Draft edits appear to be here?

https://jsc.defense.gov/Portals/99/Annex%20to%20the%20draft%20E_O_.pdf

Nathan Freeburg
8/7/2023 22:00:34

Highlights/Lowlights as I see them:

Annex 1 (procedures effective as of 28 July for not-yet-arraigned cases)

1. Actual Article 30a procedures for pre-referral review by a judge of PTC. Although some services were already doing that pursuant to Article 30a; others were refusing to due to the lack of RCM implementation.

2. Note that the defense can make an ex-parte and in-camera request to a judge for an RCM 706 proceeding pre-referral. I'd suggest that defense counsel start doing this asap. This helps resolve AC privilege issues and is long overdue.

3. Post-referral, the defense can make an ex-parte motion for a denied expert consultant (presumably so their case strategy is not revealed to the government).

4. It's now clear that PTAs can be for a specified, non-discretionary sentence.

5. A defense clarification for agg-assault offer cases.

6. If both sides waive instructions on a lesser-included, then the instruction cannot be given. Potentially something to consider in forum selection.

7. In time of war or national emergency a sentence of dismissal can be commuted to a sentence to an enlisted grade by the service secretary or designee.

8. Services can choose by regulation to reduce all enlisted who are convicted and sentenced to any confinement or hard labor to be reduced to E-1. Depending upon what the services do with this...it could essentially eliminate PTAs in many enlisted courts-martial. Let's say you're an E-8 with 20 years of service; now you're not just looking for a no-kick PTA, it can't contain confinement or hard labor either. This potentially really really sucks for enlisted. Will be curious to see what certain services elect to do here.

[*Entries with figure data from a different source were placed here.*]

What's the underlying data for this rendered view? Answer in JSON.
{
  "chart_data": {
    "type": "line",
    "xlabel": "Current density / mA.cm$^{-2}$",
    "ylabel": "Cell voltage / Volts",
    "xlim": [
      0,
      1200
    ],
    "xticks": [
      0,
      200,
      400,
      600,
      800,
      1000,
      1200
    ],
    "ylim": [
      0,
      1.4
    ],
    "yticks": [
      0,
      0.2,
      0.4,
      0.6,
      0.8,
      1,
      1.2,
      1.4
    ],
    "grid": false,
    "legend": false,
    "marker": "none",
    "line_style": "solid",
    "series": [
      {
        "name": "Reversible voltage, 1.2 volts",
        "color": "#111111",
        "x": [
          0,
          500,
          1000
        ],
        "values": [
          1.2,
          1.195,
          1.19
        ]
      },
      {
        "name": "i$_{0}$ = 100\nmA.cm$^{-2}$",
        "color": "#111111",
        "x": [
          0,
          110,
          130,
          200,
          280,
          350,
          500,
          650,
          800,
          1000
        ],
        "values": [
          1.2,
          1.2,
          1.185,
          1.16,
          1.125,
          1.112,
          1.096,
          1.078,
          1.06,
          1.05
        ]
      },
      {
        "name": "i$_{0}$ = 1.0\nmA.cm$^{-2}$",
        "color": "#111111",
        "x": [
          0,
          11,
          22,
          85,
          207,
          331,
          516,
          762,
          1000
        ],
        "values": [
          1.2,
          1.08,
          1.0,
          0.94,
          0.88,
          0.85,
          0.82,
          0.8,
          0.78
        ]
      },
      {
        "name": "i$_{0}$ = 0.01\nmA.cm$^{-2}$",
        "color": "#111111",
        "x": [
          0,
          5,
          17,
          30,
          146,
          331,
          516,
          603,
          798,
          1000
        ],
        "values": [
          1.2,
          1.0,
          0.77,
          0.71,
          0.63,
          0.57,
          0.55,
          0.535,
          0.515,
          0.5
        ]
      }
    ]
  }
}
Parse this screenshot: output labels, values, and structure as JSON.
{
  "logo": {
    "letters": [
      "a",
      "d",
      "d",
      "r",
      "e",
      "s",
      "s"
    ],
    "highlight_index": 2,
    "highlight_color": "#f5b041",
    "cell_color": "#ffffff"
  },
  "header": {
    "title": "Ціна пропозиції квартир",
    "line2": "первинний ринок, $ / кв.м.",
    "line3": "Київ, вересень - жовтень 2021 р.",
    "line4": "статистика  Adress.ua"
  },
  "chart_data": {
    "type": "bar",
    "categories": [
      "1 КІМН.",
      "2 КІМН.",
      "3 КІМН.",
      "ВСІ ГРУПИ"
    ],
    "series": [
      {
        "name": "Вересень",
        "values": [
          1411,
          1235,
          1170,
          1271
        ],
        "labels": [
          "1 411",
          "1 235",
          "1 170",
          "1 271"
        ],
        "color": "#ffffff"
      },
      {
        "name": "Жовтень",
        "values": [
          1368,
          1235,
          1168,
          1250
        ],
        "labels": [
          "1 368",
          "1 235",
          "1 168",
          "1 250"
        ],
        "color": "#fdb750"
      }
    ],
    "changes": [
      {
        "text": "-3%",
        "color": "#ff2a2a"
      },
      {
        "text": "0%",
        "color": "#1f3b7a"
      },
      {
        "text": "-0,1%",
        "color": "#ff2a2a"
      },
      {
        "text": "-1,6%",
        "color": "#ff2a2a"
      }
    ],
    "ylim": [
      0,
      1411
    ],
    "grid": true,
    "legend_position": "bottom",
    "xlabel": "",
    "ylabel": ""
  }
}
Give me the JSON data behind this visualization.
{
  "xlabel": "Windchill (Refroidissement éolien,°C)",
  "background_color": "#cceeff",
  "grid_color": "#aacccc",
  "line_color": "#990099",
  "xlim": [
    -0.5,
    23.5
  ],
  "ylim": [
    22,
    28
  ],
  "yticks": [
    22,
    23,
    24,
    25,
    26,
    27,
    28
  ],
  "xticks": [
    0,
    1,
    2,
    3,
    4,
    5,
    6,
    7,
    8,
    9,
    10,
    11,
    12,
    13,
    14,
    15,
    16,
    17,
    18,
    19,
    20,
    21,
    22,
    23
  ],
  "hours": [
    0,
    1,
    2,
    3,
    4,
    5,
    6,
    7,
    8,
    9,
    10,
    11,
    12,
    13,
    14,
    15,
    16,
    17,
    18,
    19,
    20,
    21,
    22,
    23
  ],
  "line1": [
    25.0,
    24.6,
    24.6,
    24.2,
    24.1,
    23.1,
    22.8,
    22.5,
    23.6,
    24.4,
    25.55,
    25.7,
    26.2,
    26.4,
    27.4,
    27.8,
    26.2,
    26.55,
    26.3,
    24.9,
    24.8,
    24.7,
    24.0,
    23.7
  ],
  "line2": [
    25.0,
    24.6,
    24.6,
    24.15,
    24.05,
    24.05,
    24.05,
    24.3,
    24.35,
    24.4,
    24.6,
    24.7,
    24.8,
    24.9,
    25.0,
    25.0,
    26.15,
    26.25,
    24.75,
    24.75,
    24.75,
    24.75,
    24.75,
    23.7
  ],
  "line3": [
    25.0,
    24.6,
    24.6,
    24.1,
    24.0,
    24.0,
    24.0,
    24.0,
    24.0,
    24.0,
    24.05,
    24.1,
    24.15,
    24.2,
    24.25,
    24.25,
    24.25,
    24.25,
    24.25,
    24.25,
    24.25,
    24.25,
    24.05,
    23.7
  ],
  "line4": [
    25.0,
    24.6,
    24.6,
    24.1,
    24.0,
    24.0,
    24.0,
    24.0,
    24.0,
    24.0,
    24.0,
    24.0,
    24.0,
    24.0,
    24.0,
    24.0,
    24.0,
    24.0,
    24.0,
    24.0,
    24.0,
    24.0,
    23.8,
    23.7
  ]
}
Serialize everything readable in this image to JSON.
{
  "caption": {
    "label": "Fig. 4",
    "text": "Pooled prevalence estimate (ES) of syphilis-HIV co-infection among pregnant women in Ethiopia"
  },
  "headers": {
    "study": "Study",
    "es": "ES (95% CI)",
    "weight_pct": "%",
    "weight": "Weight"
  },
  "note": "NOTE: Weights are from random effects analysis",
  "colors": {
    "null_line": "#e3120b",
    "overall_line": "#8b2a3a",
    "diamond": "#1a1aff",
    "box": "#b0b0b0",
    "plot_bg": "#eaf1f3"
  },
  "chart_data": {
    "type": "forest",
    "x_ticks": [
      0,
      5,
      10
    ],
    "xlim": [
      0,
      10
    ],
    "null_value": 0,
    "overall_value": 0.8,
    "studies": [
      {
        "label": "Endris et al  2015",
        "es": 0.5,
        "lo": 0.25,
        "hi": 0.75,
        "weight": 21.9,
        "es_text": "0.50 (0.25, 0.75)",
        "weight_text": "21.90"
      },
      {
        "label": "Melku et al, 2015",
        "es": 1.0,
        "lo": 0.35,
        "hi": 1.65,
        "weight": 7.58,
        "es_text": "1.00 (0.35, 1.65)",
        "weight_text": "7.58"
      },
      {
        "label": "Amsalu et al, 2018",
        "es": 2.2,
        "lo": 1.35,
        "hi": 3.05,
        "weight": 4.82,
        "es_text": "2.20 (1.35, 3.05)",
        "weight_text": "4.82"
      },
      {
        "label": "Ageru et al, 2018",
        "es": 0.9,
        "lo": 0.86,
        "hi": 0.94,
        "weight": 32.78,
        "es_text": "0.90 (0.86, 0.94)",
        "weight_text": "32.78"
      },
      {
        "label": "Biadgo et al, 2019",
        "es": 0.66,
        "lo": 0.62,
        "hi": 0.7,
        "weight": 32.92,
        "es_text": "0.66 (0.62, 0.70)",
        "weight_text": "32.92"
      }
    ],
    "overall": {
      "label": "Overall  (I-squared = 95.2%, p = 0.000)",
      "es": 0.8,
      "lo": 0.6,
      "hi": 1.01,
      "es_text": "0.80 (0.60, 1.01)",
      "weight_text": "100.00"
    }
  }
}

9. MRE 404b now requires disclosure by the TC without a request by the defense (I doubt this matters, a 404b request should be in every preliminary defense discovery request).

10. Some changes to the elements of various offenses. I haven't compared to the prior version of indecent broadcasting but it looks like some of the constitutional issues may have been resolved.

11. Army NJP is now preponderance.

Annex 2 (changes effective in the future):

1. OSTC implementation.

2. Alleged victims have the right to be heard at PTC hearings.

3. We still have a lengthy RCM 405 for 10 minute hearings.

4. "Referral authorities shall consider whether the admissible evidence will probably be sufficient to obtain and sustain a conviction."

5. Brady material should be disclosed "as soon as practicable."

6. For OSTC cases, only a judge may order a deposition, before or after referral.

7. Subpoenas for personal or confidential information of an alleged victim (barring exceptional circumstances) must include notice to the alleged victim and an opportunity to litigate. However, post-referral the defense may make a request to the judge for a subpoena (which can be ex parte and presumably could include an argument as to exceptional circumstances).

8. Judge assigns random numbers to the detailed members. Whether this has any significance is unclear (unless all of a sudden we have 100 detailed members...the Army standing panel concept is probably the one most tailored for this). I tend to think this won't have any practical effect...but we will see.

9. Victim impact statements in non-capital cases can recommend a specific sentence.

10. Extensive rules for capital cases.

11. Categories of offenses for judge alone sentencing.

Maybe some of this isn't new, it's hard to keep up.